Midwest Mayhem

(City Museum, Downtown)

May 23, 2007 at 4:00 am
Fact is, there's nowhere to stand and not be touched by the cacophony that swirls through this place. The combination of music — the electric hootenanny sounds of Strawfoot in one room mixing with the lowdown blues of Marquise Knox in another — blending with the weird visual embellishments that comprise the City Museum's interior makes for a complete sense of vertigo. Dizzy on your feet, you are. Meanwhile, women riding bicycles costumed as horses and dragons pedal around lyrically.

Marquise Knox: Who is this guy? Barely fifteen years old, this kid, and his presence is the haunted history of a musical migration from the dark rural South to the inner-city North, the collected bloody bones and sinew of a thousand old-time bluesmen now dead, commanding your attention like Marlon Brando.

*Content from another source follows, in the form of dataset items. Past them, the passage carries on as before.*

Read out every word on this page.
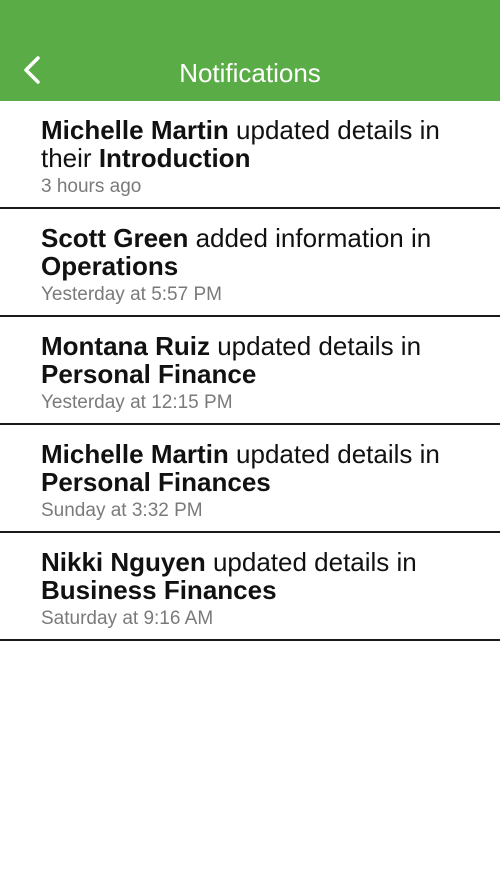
Notifications
Michelle Martin updated details in their Introduction
3 hours ago
Scott Green added information in Operations
Yesterday at 5:57 PM
Montana Ruiz updated details in Personal Finance
Yesterday at 12:15 PM
Michelle Martin updated details in Personal Finances
Sunday at 3:32 PM
Nikki Nguyen updated details in Business Finances
Saturday at 9:16 AM
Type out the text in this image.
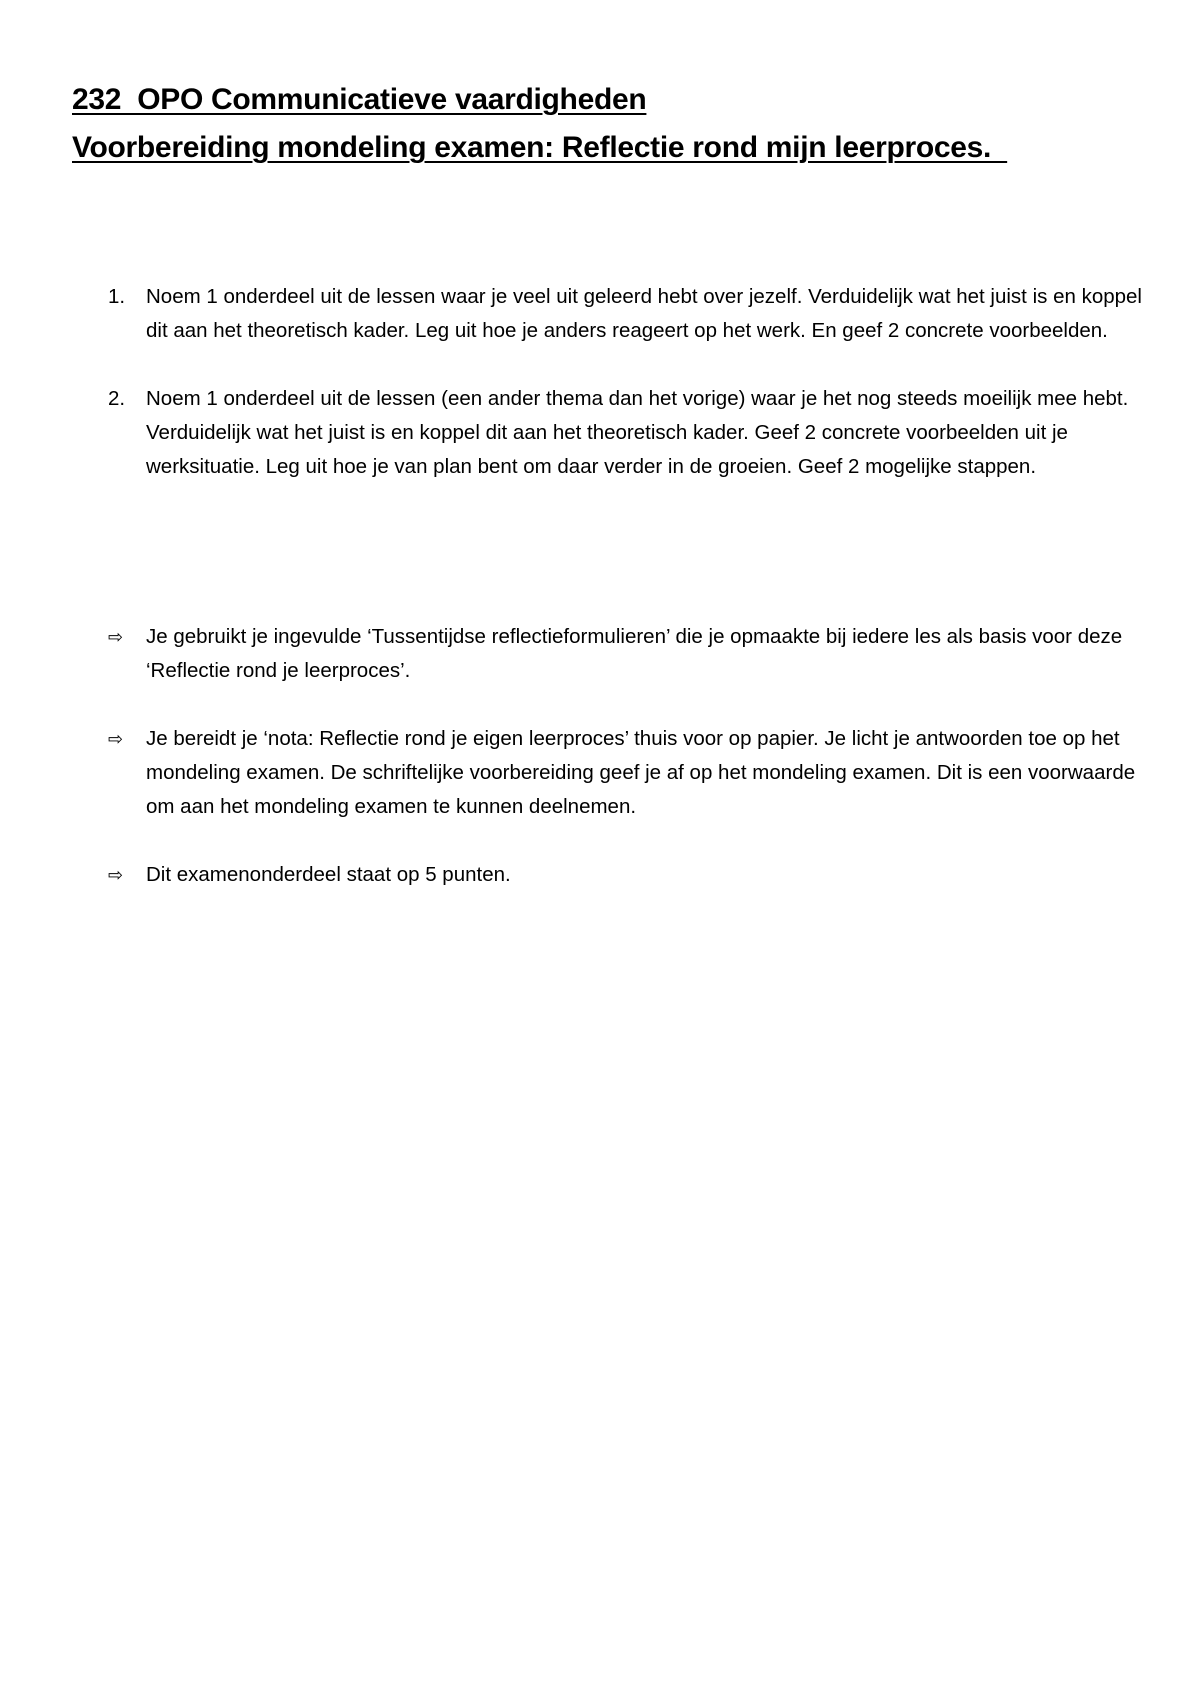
232  OPO Communicatieve vaardigheden
Voorbereiding mondeling examen: Reflectie rond mijn leerproces.
1.	Noem 1 onderdeel uit de lessen waar je veel uit geleerd hebt over jezelf. Verduidelijk wat het juist is en koppel dit aan het theoretisch kader. Leg uit hoe je anders reageert op het werk. En geef 2 concrete voorbeelden.
2.	Noem 1 onderdeel uit de lessen (een ander thema dan het vorige) waar je het nog steeds moeilijk mee hebt. Verduidelijk wat het juist is en koppel dit aan het theoretisch kader. Geef 2 concrete voorbeelden uit je werksituatie. Leg uit hoe je van plan bent om daar verder in de groeien. Geef 2 mogelijke stappen.
⇨	Je gebruikt je ingevulde ‘Tussentijdse reflectieformulieren’ die je opmaakte bij iedere les als basis voor deze ‘Reflectie rond je leerproces’.
⇨	Je bereidt je ‘nota: Reflectie rond je eigen leerproces’ thuis voor op papier. Je licht je antwoorden toe op het mondeling examen. De schriftelijke voorbereiding geef je af op het mondeling examen. Dit is een voorwaarde om aan het mondeling examen te kunnen deelnemen.
⇨	Dit examenonderdeel staat op 5 punten.
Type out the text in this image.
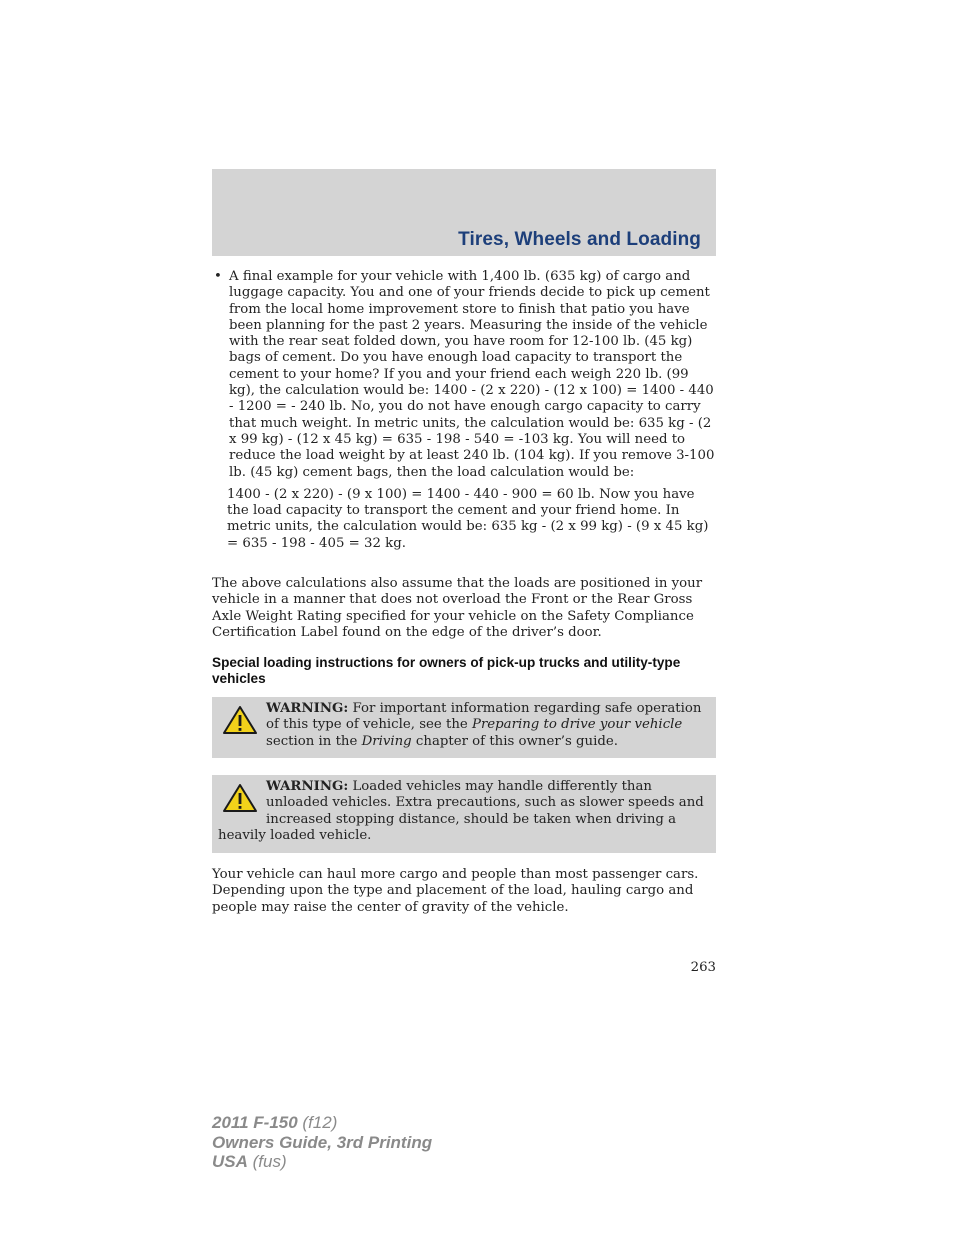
Tires, Wheels and Loading
• A final example for your vehicle with 1,400 lb. (635 kg) of cargo and luggage capacity. You and one of your friends decide to pick up cement from the local home improvement store to finish that patio you have been planning for the past 2 years. Measuring the inside of the vehicle with the rear seat folded down, you have room for 12-100 lb. (45 kg) bags of cement. Do you have enough load capacity to transport the cement to your home? If you and your friend each weigh 220 lb. (99 kg), the calculation would be: 1400 - (2 x 220) - (12 x 100) = 1400 - 440 - 1200 = - 240 lb. No, you do not have enough cargo capacity to carry that much weight. In metric units, the calculation would be: 635 kg - (2 x 99 kg) - (12 x 45 kg) = 635 - 198 - 540 = -103 kg. You will need to reduce the load weight by at least 240 lb. (104 kg). If you remove 3-100 lb. (45 kg) cement bags, then the load calculation would be:
1400 - (2 x 220) - (9 x 100) = 1400 - 440 - 900 = 60 lb. Now you have the load capacity to transport the cement and your friend home. In metric units, the calculation would be: 635 kg - (2 x 99 kg) - (9 x 45 kg) = 635 - 198 - 405 = 32 kg.
The above calculations also assume that the loads are positioned in your vehicle in a manner that does not overload the Front or the Rear Gross Axle Weight Rating specified for your vehicle on the Safety Compliance Certification Label found on the edge of the driver’s door.
Special loading instructions for owners of pick-up trucks and utility-type vehicles
WARNING: For important information regarding safe operation of this type of vehicle, see the Preparing to drive your vehicle section in the Driving chapter of this owner’s guide.
WARNING: Loaded vehicles may handle differently than unloaded vehicles. Extra precautions, such as slower speeds and increased stopping distance, should be taken when driving a heavily loaded vehicle.
Your vehicle can haul more cargo and people than most passenger cars. Depending upon the type and placement of the load, hauling cargo and people may raise the center of gravity of the vehicle.
263
2011 F-150 (f12)
Owners Guide, 3rd Printing
USA (fus)
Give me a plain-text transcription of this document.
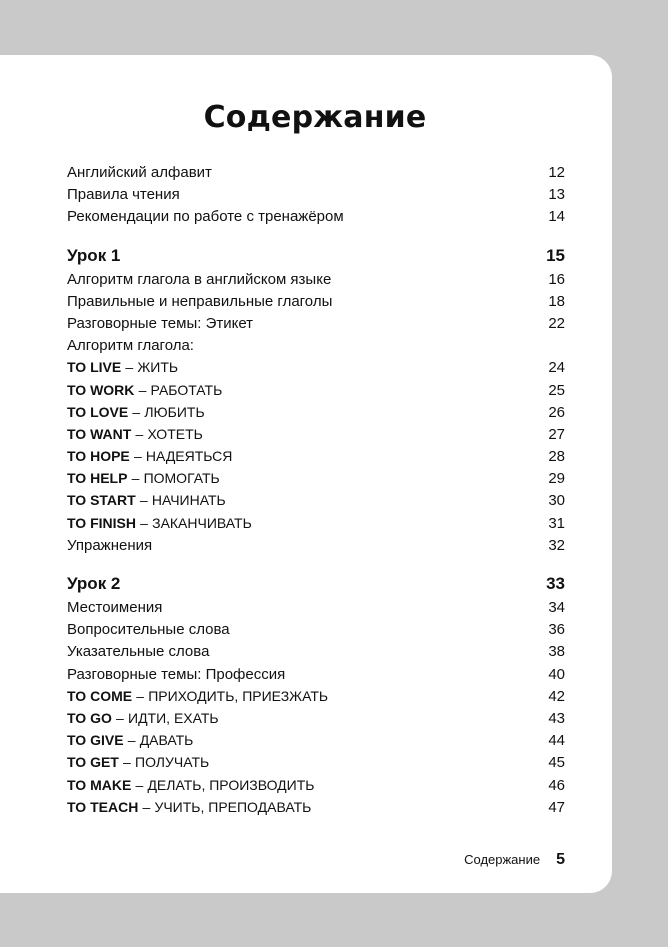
Содержание
Английский алфавит	12
Правила чтения	13
Рекомендации по работе с тренажёром	14
Урок 1	15
Алгоритм глагола в английском языке	16
Правильные и неправильные глаголы	18
Разговорные темы: Этикет	22
Алгоритм глагола:
TO LIVE – ЖИТЬ	24
TO WORK – РАБОТАТЬ	25
TO LOVE – ЛЮБИТЬ	26
TO WANT – ХОТЕТЬ	27
TO HOPE – НАДЕЯТЬСЯ	28
TO HELP – ПОМОГАТЬ	29
TO START – НАЧИНАТЬ	30
TO FINISH – ЗАКАНЧИВАТЬ	31
Упражнения	32
Урок 2	33
Местоимения	34
Вопросительные слова	36
Указательные слова	38
Разговорные темы: Профессия	40
TO COME – ПРИХОДИТЬ, ПРИЕЗЖАТЬ	42
TO GO – ИДТИ, ЕХАТЬ	43
TO GIVE – ДАВАТЬ	44
TO GET – ПОЛУЧАТЬ	45
TO MAKE – ДЕЛАТЬ, ПРОИЗВОДИТЬ	46
TO TEACH – УЧИТЬ, ПРЕПОДАВАТЬ	47
Содержание 5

You feel like you're witnessing a possession, the echo of a ghost manifested in the form of a teenager: something resurrected from the grave, yawning its angry, restless encore performance, a return of... something....

Downstairs, meanwhile, you have people lined up to have stick-on tattoos pasted to various parts of their bodies. A group has massed in the Cabin Inn to listen to a comedic guitarist singing about how fucking doesn't cost anything. Much laughter.

There are plenty of songs about sex, but not so many in which the word "fucking" is actually used, and this amuses people, this word, like a long belch or a fart amuses people.